DC Zipcode Refinance Incentive Ratios

Mortgage lending is hyperlocal, varying significantly neighborhood to neighborhood. Using HMDA 2024 data (in HMDAVision) filtered for loans ≥6.5% vs. average (2025YTD) MBS rate of 6.5%, refinance incentive ratios across DC zip codes range from 1.05 to 1.24.
High-ratio areas like 20542 (1.24 ratio, 87.64% CLTV) show strong rate motivation but limited equity for traditional refinancing, requiring specialized high-LTV products.
Optimal strategy targets moderate-ratio, high-volume zones (20002: 1.10 ratio, 446 loans, 83.38% CLTV) where meaningful rate savings combine with adequate equity for streamlined approvals.
Low-ratio areas (20005, 20059) with sub-82% CLTVs represent premium borrowers ideal for relationship-based retention campaigns.

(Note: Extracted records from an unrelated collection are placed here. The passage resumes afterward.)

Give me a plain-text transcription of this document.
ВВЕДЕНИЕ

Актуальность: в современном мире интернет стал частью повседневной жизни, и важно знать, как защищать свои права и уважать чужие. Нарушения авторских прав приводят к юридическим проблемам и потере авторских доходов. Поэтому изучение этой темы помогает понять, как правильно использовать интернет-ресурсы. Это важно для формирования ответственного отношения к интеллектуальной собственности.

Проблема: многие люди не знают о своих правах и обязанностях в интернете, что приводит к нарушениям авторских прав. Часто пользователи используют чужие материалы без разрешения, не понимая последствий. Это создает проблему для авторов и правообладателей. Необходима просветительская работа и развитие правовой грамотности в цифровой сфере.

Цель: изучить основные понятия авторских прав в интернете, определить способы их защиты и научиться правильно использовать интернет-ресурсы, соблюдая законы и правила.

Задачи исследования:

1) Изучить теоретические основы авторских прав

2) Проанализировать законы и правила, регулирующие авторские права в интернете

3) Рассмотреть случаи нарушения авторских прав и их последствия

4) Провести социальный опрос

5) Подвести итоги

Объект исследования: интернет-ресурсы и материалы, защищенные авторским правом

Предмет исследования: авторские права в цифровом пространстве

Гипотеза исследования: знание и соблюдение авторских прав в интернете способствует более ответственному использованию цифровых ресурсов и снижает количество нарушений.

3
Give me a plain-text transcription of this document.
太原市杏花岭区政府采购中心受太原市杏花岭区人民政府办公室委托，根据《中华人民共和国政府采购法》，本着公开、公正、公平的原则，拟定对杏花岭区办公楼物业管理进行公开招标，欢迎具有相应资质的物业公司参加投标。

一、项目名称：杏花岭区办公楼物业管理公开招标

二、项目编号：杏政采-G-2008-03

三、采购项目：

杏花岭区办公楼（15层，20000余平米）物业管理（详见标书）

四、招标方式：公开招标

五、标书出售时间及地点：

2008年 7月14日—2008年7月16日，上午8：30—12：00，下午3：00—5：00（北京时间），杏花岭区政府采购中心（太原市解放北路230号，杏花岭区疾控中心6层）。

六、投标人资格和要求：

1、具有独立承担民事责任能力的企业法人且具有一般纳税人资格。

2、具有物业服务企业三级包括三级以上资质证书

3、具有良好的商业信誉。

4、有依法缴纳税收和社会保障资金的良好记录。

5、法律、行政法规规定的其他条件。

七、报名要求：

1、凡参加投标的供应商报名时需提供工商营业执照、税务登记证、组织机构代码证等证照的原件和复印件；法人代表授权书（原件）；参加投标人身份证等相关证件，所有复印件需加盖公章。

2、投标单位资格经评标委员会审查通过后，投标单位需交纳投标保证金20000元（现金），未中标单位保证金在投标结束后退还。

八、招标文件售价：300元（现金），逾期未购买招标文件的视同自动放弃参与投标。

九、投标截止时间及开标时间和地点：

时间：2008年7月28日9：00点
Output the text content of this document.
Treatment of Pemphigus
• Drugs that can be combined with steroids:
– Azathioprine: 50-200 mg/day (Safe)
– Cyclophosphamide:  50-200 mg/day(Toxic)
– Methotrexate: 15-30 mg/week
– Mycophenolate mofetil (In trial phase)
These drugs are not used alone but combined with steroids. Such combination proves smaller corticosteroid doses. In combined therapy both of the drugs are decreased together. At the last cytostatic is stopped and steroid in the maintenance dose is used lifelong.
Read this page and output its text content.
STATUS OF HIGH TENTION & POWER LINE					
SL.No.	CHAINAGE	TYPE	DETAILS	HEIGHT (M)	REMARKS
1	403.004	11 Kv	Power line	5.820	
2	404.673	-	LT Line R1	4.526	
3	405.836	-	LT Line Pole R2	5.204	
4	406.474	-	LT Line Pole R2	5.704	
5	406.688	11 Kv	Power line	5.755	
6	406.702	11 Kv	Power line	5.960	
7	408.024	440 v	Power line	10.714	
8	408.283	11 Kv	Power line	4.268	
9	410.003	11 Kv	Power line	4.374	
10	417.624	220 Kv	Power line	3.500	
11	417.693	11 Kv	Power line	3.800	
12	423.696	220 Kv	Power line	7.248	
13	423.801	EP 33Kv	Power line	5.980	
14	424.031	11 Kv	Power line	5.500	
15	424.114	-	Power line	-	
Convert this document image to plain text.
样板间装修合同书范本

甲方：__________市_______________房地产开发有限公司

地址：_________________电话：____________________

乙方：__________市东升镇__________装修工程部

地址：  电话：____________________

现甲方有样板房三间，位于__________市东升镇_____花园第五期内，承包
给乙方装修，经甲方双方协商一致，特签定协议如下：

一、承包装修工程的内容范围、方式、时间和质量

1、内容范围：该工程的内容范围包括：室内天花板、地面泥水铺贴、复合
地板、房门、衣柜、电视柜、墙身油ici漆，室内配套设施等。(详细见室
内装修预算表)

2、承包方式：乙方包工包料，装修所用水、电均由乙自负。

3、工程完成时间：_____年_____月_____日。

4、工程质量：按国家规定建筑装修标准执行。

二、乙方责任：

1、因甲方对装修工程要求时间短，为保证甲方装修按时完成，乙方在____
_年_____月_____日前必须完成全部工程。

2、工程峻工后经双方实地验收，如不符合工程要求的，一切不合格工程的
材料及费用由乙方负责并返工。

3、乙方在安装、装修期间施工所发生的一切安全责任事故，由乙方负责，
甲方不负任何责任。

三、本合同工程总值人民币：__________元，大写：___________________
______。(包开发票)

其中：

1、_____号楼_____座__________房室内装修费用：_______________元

Lenders should stratify marketing by both incentive ratio and equity position, avoiding high-cost acquisition in equity-constrained markets while maximizing conversion in the sweet spot of motivated, qualified borrowers.
This hyperlocal intelligence enables precision marketing allocation, optimized territories, and data-driven advertising in the post-trigger-lead landscape.